Il lume che lo zio Tom aveva acceso in quel mentre nella camera rischiarò il viso pallido e gli occhi scuri e smarriti della fuggiasca.
— Signore! Hai una cera che mi fai paura, Elisa! Stai male? Che t’è accaduto?
— Io fuggo, zio Tom, zia Cloe, e porto via meco mio figlio: il nostro padrone lo ha venduto.
— Venduto! — gridarono quelli, con un gesto di spavento.

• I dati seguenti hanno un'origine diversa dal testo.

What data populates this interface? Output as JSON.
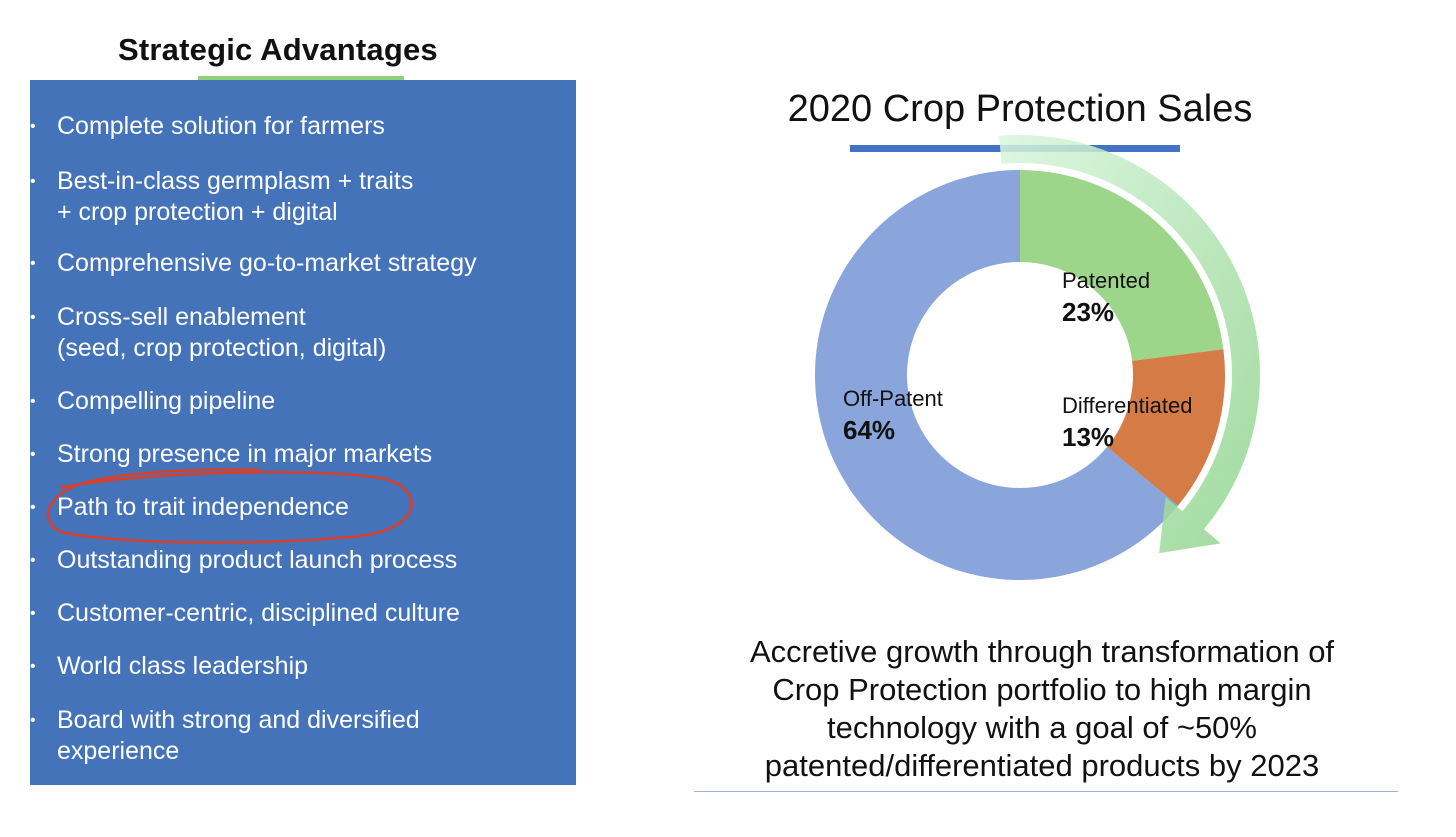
{
  "left_panel": {
    "title": "Strategic Advantages",
    "bullet_glyph": "•",
    "items": [
      {
        "text": "Complete solution for farmers"
      },
      {
        "text": "Best-in-class germplasm + traits\n+ crop protection + digital"
      },
      {
        "text": "Comprehensive go-to-market strategy"
      },
      {
        "text": "Cross-sell enablement\n(seed, crop protection, digital)"
      },
      {
        "text": "Compelling pipeline"
      },
      {
        "text": "Strong presence in major markets"
      },
      {
        "text": "Path to trait independence"
      },
      {
        "text": "Outstanding product launch process"
      },
      {
        "text": "Customer-centric, disciplined culture"
      },
      {
        "text": "World class leadership"
      },
      {
        "text": "Board with strong and diversified\nexperience"
      }
    ],
    "highlighted_item_index": 6
  },
  "colors": {
    "panel_bg": "#4473b9",
    "title_underline": "#8fd17a",
    "chart_underline": "#4472c4",
    "annotation": "#d9402b",
    "patented": "#9dd68b",
    "differentiated": "#d57b45",
    "off_patent": "#8aa4dc",
    "arrow_light": "#d8f5dd",
    "arrow_dark": "#8fd38c"
  },
  "chart_data": {
    "type": "pie",
    "title": "2020 Crop Protection Sales",
    "style": "donut",
    "slices": [
      {
        "label": "Patented",
        "value": 23,
        "display": "23%"
      },
      {
        "label": "Differentiated",
        "value": 13,
        "display": "13%"
      },
      {
        "label": "Off-Patent",
        "value": 64,
        "display": "64%"
      }
    ]
  },
  "caption": {
    "lines": [
      "Accretive growth through transformation of",
      "Crop Protection portfolio to high margin",
      "technology with a goal of ~50%",
      "patented/differentiated products by 2023"
    ]
  }
}
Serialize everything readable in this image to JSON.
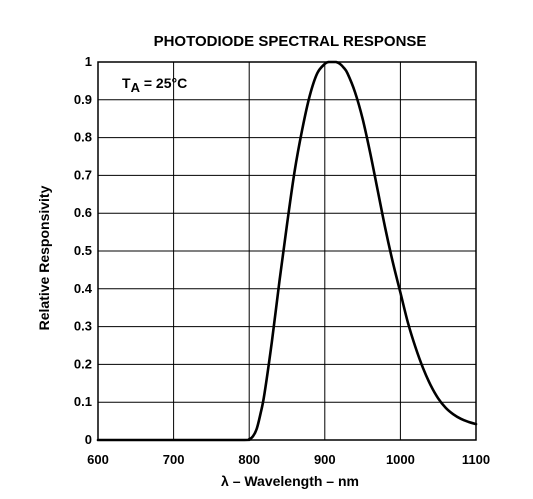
{
  "chart_data": {
    "type": "line",
    "title": "PHOTODIODE SPECTRAL RESPONSE",
    "xlabel": "λ – Wavelength – nm",
    "ylabel": "Relative Responsivity",
    "annotation": {
      "main": "T",
      "subscript": "A",
      "rest": " = 25°C"
    },
    "xlim": [
      600,
      1100
    ],
    "ylim": [
      0,
      1
    ],
    "x_ticks": [
      600,
      700,
      800,
      900,
      1000,
      1100
    ],
    "x_tick_labels": [
      "600",
      "700",
      "800",
      "900",
      "1000",
      "1100"
    ],
    "y_ticks": [
      0,
      0.1,
      0.2,
      0.3,
      0.4,
      0.5,
      0.6,
      0.7,
      0.8,
      0.9,
      1
    ],
    "y_tick_labels": [
      "0",
      "0.1",
      "0.2",
      "0.3",
      "0.4",
      "0.5",
      "0.6",
      "0.7",
      "0.8",
      "0.9",
      "1"
    ],
    "x_gridlines": [
      700,
      800,
      900,
      1000
    ],
    "y_gridlines": [
      0.1,
      0.2,
      0.3,
      0.4,
      0.5,
      0.6,
      0.7,
      0.8,
      0.9
    ],
    "grid": true,
    "series": [
      {
        "x": [
          600,
          700,
          790,
          800,
          805,
          810,
          815,
          820,
          830,
          840,
          850,
          860,
          870,
          880,
          890,
          900,
          905,
          910,
          915,
          920,
          925,
          930,
          940,
          950,
          960,
          970,
          980,
          990,
          1000,
          1010,
          1020,
          1030,
          1040,
          1050,
          1060,
          1070,
          1080,
          1090,
          1100
        ],
        "y": [
          0.0,
          0.0,
          0.0,
          0.002,
          0.01,
          0.03,
          0.07,
          0.12,
          0.26,
          0.42,
          0.57,
          0.71,
          0.82,
          0.91,
          0.97,
          0.995,
          1.0,
          1.0,
          1.0,
          0.995,
          0.985,
          0.97,
          0.92,
          0.85,
          0.76,
          0.66,
          0.56,
          0.47,
          0.39,
          0.31,
          0.245,
          0.19,
          0.145,
          0.11,
          0.085,
          0.068,
          0.056,
          0.048,
          0.042
        ],
        "color": "#000000"
      }
    ]
  }
}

— Sì, venduto, — ripeté Elisa con voce ferma. — Questa sera, celata nel gabinetto attiguo alla camera della signora, ho udito il padrone dirle ch’egli aveva venduto il mio Enrico e voi, zio Tom, a un mercante di schiavi. Egli ha l’intenzione d’allontanarsi stamani, intanto che il mercante verrà qui a prendervi. —
Durante questo discorso lo zio Tom era rimasto attonito e con le mani alzate. Dapprima gli parve un sogno: ma quando poi ebbe còlto il senso delle parole di Elisa, cadde sopra una seggiola e si prese il capo con le mani.
— Il Signore abbia pietà di noi! — esclamò la zia Cloe. — Ma no, — ella soggiunse — non è possibile! Che ha fatto egli dunque per meritarsi che il padrone lo venda?
— Nulla ha fatto; il padrone vorrebbe pure tenerlo seco; e la signora, oh, se l’aveste udita pregare e supplicare per voi! Ma egli le rispose che tutto era inutile, ch’egli si trovava a discrezione di quell’uomo, e che se non vi vendeva, zio Tom, sarebbe stato costretto a disfarsi di ogni cosa sua ed a sgombrare di qua. E la padrona, che angelo!... Se non è cristiana lei, non ve ne fu altra giammai. Vedo che faccio male abbandonandola: ma posso fare diversamente?